The one I picture here has caught my fancy. Finally using my powerful zoom I managed to take that picture the other day, ever so slightly blurred in the second image which is a cut out of the original one that opens this post (already quite reduced). After all, I could not stop my car, and I had to take the picture while climbing up the dirt road access to the highway.
The first shot is, of course, an "invasion" at the side of the road, which has not stopped the new owner to surround it with a fence. "Invasores" are born landowners, you know... Click to enlarge.
You may note on the bottom right the edge of my rear side window, a shaded stand that is probably put to some use on week ends, and a DIRECT TV SATELLITE DISH!!!!! The house may be built on mud and straw but electricity is stolen from somewhere and they got a Direct TV decoder.
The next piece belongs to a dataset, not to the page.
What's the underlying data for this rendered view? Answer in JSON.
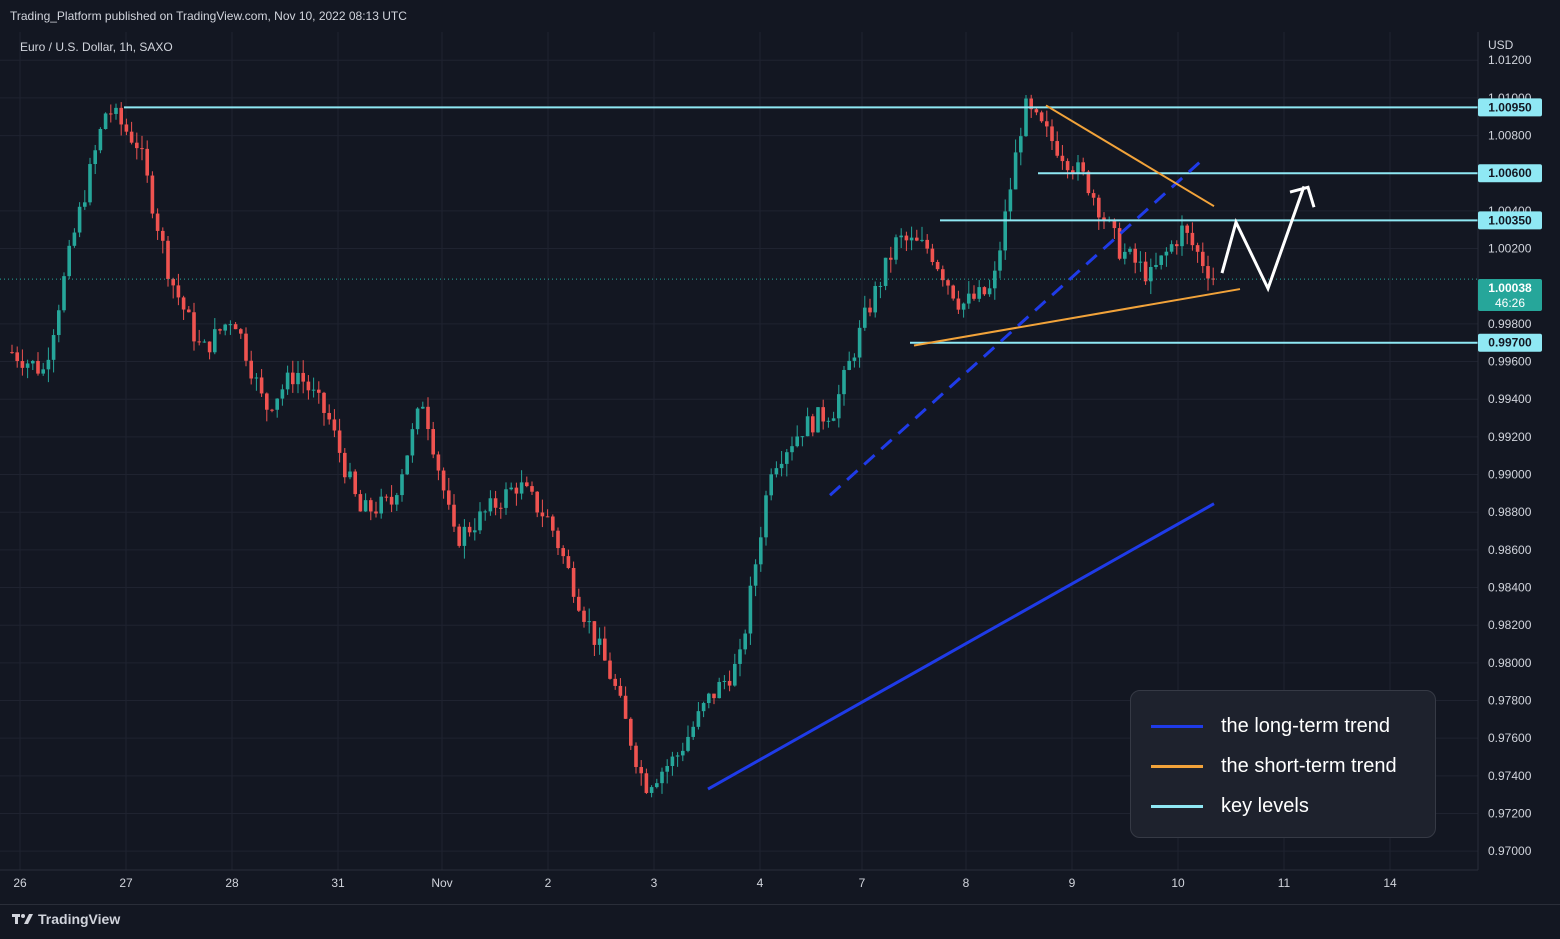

Not for them to satisfy themselves with VTV and RNV that run for free in that area, the only thing the locals can get there.
The second pic shows more details of this native "mision vivienda", where the guys have even planted palm trees and some flowering bush. If this were one of the few unique folksy expressions of Venezuela we could be amused. Unfortunately, after 14 years of chavismo and now almost 3 of Mision Vivienda, such scenes are closer to the norm than the exception.
What a beautiful revolution......
NOTE: if that last bit of highway had been done, not only it would save me at the very least 15 minutes from my trip to Caracas, but it would improve greatly the living conditions of the Moron inhabitants who still voted 70% for Maduro. How ironic! Amen that sometimes crossing Moron can take 30 minutes or more.... depending what time of the day you attempt that crossing. But see if I care, they deserve what they got, if you ask me.